Mart was oblivious. He merely bobbed his big head with the hair dried round it in a fringe and stared down at their employer as if he were a piece of furniture. “I’ve seen him worse.”
Sometime during the night Mr. McCormick had hunched himself up like a fetus in the womb, and he’d managed to lock one foot behind the other in a way that looked uncomfortable, painful even — the sort of thing you’d expect from a swami or contortionist. He was breathing hard, his ribs heaving as if he’d just come back from a ten-mile run, and his eyes were open and staring and his hands locked together in an unbreakable clasp, but he didn’t respond to them at all. They had no choice but to lift him out of bed as he was, a hand each under his armpit and buttock, and haul him over to the shower bath where the water would take some of the crust off him and they could get at the rest of it with a bar of Palm Olive soap and the scrub brushes, and it wasn’t any different from any other day, but for the pose he was in. Still and all, it was a strange sensation to have to drag a man around like that, a grown naked man worth nobody knew how many millions and as lifeless as a side of beef hanging from a meathook. Only his eyes were alive, and they didn’t register much — the quickest jump to the needles of water in the shower bath or the light bulging at the windows and then back to nothing.
It was eerie. Unsettling. No matter how often O‘Kane experienced it or how many patients he’d seen like this — and he’d bathed them one after another at the Boston Lunatic Asylum, twenty at a time, hosing them down afterward like hogs in a pen — it still affected him. How could anybody live like that? Be like that? And what did it take for the mechanism to break down, for the normal to become abnormal, for a man like Mr. McCormick, who had everything and more, to lose even the faculty of knowing it?

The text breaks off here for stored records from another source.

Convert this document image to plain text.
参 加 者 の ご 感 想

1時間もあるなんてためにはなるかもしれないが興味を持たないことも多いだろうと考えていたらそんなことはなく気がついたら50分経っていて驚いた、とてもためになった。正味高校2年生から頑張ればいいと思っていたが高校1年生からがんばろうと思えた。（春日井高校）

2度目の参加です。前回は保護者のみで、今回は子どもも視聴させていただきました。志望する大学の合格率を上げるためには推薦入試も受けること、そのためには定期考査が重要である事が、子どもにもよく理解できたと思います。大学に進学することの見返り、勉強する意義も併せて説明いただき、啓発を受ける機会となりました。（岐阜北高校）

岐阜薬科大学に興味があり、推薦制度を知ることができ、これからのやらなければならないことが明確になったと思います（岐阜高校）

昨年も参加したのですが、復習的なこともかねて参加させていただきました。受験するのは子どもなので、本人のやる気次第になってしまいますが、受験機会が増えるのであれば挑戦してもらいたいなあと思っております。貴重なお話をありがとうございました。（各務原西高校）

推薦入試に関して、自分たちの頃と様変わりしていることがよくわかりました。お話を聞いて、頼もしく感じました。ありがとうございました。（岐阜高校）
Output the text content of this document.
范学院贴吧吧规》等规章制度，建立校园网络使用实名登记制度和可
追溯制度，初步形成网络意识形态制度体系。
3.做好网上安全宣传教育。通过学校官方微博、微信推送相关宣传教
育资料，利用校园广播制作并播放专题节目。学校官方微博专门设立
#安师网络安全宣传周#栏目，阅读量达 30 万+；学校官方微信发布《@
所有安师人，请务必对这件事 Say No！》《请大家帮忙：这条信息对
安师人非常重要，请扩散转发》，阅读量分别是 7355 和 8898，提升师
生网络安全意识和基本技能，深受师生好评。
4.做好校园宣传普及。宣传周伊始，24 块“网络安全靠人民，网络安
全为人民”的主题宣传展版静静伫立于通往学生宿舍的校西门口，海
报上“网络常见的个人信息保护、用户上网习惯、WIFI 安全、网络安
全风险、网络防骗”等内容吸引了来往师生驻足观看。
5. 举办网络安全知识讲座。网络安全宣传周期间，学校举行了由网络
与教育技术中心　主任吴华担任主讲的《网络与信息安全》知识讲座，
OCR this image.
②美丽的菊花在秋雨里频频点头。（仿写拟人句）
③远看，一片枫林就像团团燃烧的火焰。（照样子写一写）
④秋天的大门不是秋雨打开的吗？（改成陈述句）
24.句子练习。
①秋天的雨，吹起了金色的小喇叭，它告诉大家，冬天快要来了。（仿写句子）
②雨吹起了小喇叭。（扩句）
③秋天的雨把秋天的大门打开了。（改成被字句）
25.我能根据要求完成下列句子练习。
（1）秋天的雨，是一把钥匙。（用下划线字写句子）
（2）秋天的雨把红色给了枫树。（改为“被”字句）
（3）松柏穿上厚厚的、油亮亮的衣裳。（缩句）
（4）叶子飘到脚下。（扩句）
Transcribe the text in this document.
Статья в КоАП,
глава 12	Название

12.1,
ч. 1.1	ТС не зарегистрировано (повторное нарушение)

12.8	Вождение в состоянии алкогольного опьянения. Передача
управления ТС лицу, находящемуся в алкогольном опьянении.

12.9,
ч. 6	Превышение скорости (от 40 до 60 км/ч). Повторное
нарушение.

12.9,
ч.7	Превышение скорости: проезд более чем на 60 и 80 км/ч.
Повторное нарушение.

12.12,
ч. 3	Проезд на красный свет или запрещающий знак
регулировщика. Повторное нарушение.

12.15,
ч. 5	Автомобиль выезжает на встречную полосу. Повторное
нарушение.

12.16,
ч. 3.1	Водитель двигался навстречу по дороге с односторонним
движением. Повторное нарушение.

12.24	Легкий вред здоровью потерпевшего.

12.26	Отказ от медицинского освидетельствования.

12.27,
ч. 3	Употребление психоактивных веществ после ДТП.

“I wish he’d come out of it, Mart,” he said after they’d set him down on his side under the spray of the shower bath. “Even if he got violent again — anything.”
“Are you kidding?” Mart rubbed the spot over his left eye where their employer had slugged him on the train. Steam rose from the floor. Water hissed against the tiles. Mr. McCormick, his skin glistening and the hair a dark skullcap pressed to his temples and creeping up the back of his neck, began to grunt softly.
“Think about it, Mart — he’s Stanley McCormick, one of the richest men in the world, and he doesn’t even know it. I mean, I’ve been so blind drunk I didn’t know where I was and I’ve slept in an alley once and one time I woke up on the beach with a bunch of crabs scuttling all over me, but I knew right away I was Eddie O‘Kane.”
Mart didn’t seem to grasp the point. He just stared down at the hunched-up shape on the naked tiles and began to shake his head. “I wish he’d stay like this forever, nice and quiet.” And then he lowered his voice, because you could never tell what Mr. McCormick was thinking or what he might retain. “If he gets well he won’t need us anymore, that’s for sure — and then where would we be?”